Dental insurance is becoming a necessity in everyday life due to the increased costs of visiting the dentist. Dental insurance may be less effective than dental plans, but it is usually offered free.
Dental Insurance: Dental insurance not only covers the things that can go wrong with your teeth but it will also cover the costs of bi-yearly check-ups to make sure that your teeth are still strong and healthy.
Dental insurance is slightly different than most dental plans since you will have to get it through your employer. Dental insurance is not usually offered to individuals and is instead offered to major companies. Dental insurance is utilized by large groups and businesses to cover their employee’s dental care. Dental insurance requires paying monthly premiums for defined coverage. Dental insurance is not readily accessible to individuals and families unless provided by their employer. If you are offered this insurance through your employer, then you should take it since it will be either free or very cheap.
Disadvantages: There are some disadvantages to dental insurance:
- It is not generally available to regular people unless they can get it through their employers.
- Some drawbacks of dental insurance include annual spending maximums, deductibles, waiting periods for certain procedures, and limitations and exclusions on care.
- This insurance will not cover all types of dental work, and it also usually has a spending limit per year. Therefore, if you do not already have dental insurance through your job, then you should look for a different type of dental plan.
- There are also tedious claims forms to fill out and submit.
- Dental insurance usually covers the cost of preventive services (such as cleanings and exams) only after deductibles are met.
Dental Plans: Most people who cannot afford dental insurance get involved with dental plans, some of which are quite cheap. These plans also tend to cover part of your dental costs, instead of all of them. Therefore, these plans are less like insurance and more as though you are just getting a discount on your dental work, sometimes called “discount dental plans”. Discount dental plans are designed to provide consumers access to dental networks at reduced rates.
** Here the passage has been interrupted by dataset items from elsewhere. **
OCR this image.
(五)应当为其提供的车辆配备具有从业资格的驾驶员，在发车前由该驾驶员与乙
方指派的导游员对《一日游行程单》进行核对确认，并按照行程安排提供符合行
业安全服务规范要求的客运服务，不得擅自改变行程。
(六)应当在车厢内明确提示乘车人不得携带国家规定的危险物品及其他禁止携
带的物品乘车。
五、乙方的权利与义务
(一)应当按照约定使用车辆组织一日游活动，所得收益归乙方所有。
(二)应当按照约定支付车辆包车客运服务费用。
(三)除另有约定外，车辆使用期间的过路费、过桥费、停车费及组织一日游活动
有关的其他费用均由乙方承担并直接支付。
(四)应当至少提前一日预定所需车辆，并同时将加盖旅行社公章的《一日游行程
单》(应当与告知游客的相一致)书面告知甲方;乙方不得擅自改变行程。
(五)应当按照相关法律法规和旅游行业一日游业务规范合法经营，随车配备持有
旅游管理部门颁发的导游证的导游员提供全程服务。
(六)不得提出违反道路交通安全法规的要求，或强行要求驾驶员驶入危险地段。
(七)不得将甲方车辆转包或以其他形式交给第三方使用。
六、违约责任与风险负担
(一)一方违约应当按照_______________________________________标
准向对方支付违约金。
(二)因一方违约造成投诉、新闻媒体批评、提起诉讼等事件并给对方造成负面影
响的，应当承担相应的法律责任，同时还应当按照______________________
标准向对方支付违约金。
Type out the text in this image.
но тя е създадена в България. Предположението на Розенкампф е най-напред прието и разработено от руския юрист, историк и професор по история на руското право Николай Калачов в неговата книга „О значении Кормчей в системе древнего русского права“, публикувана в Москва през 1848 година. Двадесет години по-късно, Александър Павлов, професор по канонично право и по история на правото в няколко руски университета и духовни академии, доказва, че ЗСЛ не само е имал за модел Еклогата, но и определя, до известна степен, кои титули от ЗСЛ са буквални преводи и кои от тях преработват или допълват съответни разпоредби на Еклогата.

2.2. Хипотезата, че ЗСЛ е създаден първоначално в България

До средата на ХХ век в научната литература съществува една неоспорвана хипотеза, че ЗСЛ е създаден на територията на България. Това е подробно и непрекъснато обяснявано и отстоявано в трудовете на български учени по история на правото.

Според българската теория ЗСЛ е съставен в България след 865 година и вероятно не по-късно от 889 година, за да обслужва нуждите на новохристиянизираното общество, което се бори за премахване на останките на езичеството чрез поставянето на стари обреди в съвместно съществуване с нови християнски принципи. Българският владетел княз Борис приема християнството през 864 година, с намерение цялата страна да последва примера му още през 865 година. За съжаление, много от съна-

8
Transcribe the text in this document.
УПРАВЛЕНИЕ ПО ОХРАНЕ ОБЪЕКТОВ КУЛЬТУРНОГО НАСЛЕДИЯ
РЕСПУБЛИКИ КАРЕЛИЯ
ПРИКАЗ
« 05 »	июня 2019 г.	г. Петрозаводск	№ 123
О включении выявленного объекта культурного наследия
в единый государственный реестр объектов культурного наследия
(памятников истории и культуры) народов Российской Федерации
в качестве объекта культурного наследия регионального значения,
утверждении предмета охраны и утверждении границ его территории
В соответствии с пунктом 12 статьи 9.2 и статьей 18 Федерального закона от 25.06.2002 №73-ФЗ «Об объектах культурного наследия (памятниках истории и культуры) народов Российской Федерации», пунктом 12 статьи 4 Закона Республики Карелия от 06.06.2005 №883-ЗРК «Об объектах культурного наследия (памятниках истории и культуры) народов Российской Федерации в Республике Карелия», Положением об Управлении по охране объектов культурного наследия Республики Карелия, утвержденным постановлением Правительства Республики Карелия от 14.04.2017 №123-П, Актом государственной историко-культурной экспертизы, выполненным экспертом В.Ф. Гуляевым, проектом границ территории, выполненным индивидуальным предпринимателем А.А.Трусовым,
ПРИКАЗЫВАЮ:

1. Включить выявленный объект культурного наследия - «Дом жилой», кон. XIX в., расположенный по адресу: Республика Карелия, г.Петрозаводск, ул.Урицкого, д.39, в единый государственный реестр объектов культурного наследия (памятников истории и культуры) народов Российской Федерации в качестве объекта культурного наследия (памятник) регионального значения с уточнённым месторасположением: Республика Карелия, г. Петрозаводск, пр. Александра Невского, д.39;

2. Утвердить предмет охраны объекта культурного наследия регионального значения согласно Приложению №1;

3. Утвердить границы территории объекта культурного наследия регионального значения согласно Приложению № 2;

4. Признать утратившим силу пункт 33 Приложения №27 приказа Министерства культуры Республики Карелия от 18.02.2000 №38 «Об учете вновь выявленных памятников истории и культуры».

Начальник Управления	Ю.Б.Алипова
These plans, are commonly known as “referral” or “reduced fee” plans and are not considered an insured dental plan.
These discount plans work differently than dental insurance plans, yet provide consumers with real and substantial savings on most dental procedures. Discount dental plans are membership-based programs that usually provide coverage on an annual basis. Consumers pay a membership fee in exchange for secured discounts on most dental services, such as dental exams, routine cleanings, fillings, extractions, root canals, dentures, crowns, and braces.
Conclusion: In any case, dental insurance is a great deal if you can get it for free through your employer, though it is not a very good purchase to make on your own. Also, before buying any dental insurance, make sure that you find out how much and what is covered by the plan. While there are several differences between traditional dental insurance plans and discount dental plans, they can also be used together in certain situations to maximize savings.